The evidence from 2015 is clear: traditional signature-based end-point protection is ineffective against the modern attack, which is persistent and targets zero-day vulnerabilities. Here are some factoids for consideration:
Today organizations are facing threats that are more complicated and move too quickly for traditional information security tools to address. Attackers that seek only to disrupt business have targeted organizations with multi-layered attacks, which have come to be known as advanced persistent threats (APTs). The common thread that exists in these types of campaigns is the use of customized malicious code to gather and facilitate the exfiltration of your data to the attackers. It has become quite easy (and de rigueur) for attackers to modify generic malware such that its MD5 or SHA checksum differs and thus defeat many traditional signature-based defenses. It is quite common for the malware to establish persistence by spreading laterally and/or copying itself to multiple locations on the infected system.

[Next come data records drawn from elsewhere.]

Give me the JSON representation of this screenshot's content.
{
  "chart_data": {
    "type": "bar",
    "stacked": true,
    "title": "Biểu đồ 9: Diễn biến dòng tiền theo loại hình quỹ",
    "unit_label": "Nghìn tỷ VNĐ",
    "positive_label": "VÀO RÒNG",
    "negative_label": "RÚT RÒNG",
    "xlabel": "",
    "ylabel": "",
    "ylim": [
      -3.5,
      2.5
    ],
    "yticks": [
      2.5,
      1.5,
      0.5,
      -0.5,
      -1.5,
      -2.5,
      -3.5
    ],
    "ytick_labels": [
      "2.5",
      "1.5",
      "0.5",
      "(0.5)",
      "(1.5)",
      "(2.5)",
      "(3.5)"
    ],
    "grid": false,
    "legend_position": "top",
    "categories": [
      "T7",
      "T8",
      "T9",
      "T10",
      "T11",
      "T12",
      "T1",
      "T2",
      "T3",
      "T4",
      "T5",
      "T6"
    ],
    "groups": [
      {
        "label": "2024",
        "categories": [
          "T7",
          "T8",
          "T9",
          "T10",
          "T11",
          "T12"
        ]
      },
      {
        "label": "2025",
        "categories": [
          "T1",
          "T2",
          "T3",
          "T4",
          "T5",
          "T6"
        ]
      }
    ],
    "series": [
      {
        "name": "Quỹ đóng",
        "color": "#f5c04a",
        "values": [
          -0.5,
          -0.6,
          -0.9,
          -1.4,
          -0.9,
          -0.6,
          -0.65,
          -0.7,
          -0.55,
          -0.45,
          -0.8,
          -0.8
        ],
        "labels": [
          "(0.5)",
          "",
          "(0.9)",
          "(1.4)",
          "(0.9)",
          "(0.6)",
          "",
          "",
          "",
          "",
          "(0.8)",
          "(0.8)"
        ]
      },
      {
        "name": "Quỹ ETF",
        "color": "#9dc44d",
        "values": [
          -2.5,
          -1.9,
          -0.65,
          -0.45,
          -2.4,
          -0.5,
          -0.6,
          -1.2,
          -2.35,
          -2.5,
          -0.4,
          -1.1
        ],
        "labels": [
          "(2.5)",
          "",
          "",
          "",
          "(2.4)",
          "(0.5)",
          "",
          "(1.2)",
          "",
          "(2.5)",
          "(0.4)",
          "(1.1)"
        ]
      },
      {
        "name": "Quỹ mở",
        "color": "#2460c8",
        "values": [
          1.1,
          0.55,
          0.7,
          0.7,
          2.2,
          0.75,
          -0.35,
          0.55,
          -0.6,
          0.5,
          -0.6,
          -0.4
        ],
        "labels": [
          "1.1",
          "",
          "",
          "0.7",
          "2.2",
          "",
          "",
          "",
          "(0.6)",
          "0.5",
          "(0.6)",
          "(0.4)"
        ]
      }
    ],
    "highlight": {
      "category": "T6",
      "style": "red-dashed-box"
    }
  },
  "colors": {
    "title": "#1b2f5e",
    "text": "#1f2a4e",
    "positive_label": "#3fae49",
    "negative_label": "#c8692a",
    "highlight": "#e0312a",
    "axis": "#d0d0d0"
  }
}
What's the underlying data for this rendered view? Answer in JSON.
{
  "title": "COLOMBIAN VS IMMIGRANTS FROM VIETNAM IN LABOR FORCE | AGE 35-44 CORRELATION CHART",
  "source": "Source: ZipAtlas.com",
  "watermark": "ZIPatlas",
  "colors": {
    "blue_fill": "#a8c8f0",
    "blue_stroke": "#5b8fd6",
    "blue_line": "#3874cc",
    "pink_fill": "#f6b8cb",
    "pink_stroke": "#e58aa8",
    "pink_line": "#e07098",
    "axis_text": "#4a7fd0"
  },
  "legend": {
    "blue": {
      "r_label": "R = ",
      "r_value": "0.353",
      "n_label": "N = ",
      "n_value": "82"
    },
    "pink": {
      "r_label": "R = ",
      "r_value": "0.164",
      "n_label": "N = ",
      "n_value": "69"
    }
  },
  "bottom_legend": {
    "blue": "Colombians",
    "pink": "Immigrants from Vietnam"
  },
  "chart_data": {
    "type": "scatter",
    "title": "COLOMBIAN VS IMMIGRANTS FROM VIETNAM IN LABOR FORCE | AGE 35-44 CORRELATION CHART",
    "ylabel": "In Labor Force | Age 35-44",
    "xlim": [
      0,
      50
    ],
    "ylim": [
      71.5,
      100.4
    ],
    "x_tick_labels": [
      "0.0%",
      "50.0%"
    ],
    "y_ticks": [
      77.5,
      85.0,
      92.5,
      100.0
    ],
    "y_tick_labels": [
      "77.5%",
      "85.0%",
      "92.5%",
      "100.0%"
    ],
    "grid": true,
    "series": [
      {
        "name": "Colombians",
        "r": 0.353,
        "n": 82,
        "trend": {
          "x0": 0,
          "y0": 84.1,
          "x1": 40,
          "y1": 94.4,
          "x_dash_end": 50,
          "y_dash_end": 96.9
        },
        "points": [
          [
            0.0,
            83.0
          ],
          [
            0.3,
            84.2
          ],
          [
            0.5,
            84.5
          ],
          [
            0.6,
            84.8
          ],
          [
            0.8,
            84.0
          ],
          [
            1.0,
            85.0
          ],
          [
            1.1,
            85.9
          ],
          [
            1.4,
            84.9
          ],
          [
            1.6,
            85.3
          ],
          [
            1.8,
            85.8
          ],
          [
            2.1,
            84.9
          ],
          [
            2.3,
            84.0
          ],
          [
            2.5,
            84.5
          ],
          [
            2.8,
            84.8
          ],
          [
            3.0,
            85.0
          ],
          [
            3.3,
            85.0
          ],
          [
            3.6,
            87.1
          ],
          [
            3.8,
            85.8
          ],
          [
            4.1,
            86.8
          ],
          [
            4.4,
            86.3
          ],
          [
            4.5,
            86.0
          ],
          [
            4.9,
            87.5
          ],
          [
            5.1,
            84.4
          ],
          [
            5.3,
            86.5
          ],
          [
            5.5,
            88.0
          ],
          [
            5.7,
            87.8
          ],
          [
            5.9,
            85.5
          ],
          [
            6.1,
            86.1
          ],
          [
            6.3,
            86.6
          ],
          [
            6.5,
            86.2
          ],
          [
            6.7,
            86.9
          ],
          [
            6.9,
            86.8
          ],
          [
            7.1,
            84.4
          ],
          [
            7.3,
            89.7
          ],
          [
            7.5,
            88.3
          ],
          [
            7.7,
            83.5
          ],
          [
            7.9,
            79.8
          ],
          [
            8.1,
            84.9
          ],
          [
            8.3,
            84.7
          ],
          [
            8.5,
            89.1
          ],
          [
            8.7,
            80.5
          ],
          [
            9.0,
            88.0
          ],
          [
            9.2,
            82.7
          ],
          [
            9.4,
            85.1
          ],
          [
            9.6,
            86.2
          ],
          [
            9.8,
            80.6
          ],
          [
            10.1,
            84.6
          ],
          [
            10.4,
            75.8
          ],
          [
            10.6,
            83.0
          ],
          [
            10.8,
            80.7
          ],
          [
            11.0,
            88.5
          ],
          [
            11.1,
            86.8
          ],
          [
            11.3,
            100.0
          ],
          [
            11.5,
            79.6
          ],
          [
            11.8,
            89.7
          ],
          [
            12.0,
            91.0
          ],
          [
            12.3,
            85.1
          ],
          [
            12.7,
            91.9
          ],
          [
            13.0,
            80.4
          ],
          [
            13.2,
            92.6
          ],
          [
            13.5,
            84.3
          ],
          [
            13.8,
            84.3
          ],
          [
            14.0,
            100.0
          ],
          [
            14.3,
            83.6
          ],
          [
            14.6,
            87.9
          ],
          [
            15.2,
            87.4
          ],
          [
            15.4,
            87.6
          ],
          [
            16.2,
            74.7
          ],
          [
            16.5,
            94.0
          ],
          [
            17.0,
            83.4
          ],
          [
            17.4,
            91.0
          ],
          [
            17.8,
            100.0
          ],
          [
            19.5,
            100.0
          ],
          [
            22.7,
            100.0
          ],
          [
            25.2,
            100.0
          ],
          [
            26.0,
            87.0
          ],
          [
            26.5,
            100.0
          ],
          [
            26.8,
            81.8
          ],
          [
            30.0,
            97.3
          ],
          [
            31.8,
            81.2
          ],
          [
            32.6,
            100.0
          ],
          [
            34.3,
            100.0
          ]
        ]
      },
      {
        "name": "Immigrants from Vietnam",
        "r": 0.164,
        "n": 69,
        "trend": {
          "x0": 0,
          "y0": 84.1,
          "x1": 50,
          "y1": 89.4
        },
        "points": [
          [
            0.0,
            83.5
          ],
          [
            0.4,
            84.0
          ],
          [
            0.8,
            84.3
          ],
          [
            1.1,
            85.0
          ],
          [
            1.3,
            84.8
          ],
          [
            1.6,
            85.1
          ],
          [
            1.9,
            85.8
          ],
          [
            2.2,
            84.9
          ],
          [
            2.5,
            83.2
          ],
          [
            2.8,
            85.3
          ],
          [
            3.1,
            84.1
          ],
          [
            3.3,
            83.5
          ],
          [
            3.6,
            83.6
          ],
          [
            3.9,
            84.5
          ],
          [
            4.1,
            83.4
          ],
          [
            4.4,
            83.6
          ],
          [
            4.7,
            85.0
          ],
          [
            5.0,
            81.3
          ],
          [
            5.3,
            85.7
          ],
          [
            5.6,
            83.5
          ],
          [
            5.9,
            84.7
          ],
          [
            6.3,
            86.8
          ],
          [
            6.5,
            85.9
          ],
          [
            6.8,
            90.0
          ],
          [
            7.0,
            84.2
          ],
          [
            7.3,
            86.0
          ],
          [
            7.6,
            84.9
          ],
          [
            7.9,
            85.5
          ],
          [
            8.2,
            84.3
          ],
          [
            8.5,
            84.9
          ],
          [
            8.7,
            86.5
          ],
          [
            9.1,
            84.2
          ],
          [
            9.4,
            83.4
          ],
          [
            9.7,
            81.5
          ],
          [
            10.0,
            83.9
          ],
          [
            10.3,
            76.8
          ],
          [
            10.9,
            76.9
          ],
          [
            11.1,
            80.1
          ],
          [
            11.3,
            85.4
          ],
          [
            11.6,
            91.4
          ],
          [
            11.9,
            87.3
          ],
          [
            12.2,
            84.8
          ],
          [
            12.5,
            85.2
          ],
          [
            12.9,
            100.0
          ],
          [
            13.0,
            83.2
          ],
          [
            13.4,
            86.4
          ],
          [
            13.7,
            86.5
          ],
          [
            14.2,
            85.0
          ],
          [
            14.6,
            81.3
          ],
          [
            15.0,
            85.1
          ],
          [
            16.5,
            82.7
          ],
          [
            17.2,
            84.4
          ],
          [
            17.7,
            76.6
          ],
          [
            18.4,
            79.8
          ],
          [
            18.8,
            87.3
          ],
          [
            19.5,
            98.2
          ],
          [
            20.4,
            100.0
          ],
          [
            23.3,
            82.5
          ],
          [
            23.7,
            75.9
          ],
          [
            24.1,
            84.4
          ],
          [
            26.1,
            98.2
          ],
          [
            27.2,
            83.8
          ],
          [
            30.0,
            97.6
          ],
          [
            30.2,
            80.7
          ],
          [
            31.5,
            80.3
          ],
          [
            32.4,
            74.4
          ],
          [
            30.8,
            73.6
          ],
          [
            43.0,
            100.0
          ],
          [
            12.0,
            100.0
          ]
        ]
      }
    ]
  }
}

Once the malware infection is established, the normal pattern is to spread laterally from less to more valuable systems. This can be observed as spreading through file shares that may be in use across departments, or by the unexpected use of remote access (for example RDP in Windows or ssh in Linux environments). In many cases, the spread is also as an e-mail; the malware determines a list of correspondents and mails a copy of itself apparently from the infected user. This has the benefit of being from an apparently trusted sender. The rise of Windows 7/8/10 in the network has also encouraged attackers to use WMI, a very powerful and now native mechanism used for Windows Update. It is quite common that even up to date signature based anti-virus solutions do not detect these infections. This is also a pattern to establish persistence. If found on one system or location, there are other copies and full eradication becomes harder.
Eventually, malware will ex-filtrate the sensitive data to the attacker outside the network. This can be observed by careful examination of network traffic going from known systems inside the network to unknown endpoints outside the network. Sometimes, the outside endpoints are of poor reputation (i.e., have been observed to be involved in malicious activities) but more often are unknown to typical threat intelligence feeds. It is a relatively simple matter for attackers to obtain public IP addresses and avoid association with known bad domains. Therefore, malware often sends its data to bare IP addresses. This has the added benefit of avoiding any proxy rules that may be configured.
So how does the modern IT manager defend effectively (and efficiently – since cost is always a concern) against this threat landscape?
The answer is in a suite of technologies now called endpoint threat detection and response (ETDR or EDR). These are IT analytics solutions which provide visibility and insight into abnormal behavior that could represent potential threats and risks and enable enterprises to improve their security posture. A sensor at the endpoint is used to detect the launch of new processes and compares the MD5 (or SHA) hash of this process to determine if it has been seen before/trusted. This trust list can be quickly established from a baseline which includes the vast repository called the National Software Reference Library (www.nsrl.nist.gov)maintained by the US Government (www.nist.gov) and supplemented by locally known trusted applications.
Detecting ex-filtration is also best done from the endpoint because the sensor can pinpoint the specific application. Typical techniques are to have non-browser applications use standard outbound ports or standard browser applications communicate on non-standard ports. The communication is done sporadically and in small volume to avoid spikes which are observed by network analyzers.
The fact is that traditional defenses are well known to attackers and new malware strains are impervious to them. This includes signature based anti-virus, traditional signature based Intrusion Detection Systems and Flow/Network Analysis products. While such defenses are necessary, they are insufficient for defense in the current threat landscape.
Endpoint detection is a technology that is rising fast to meet the challenge of defending against today’s threats.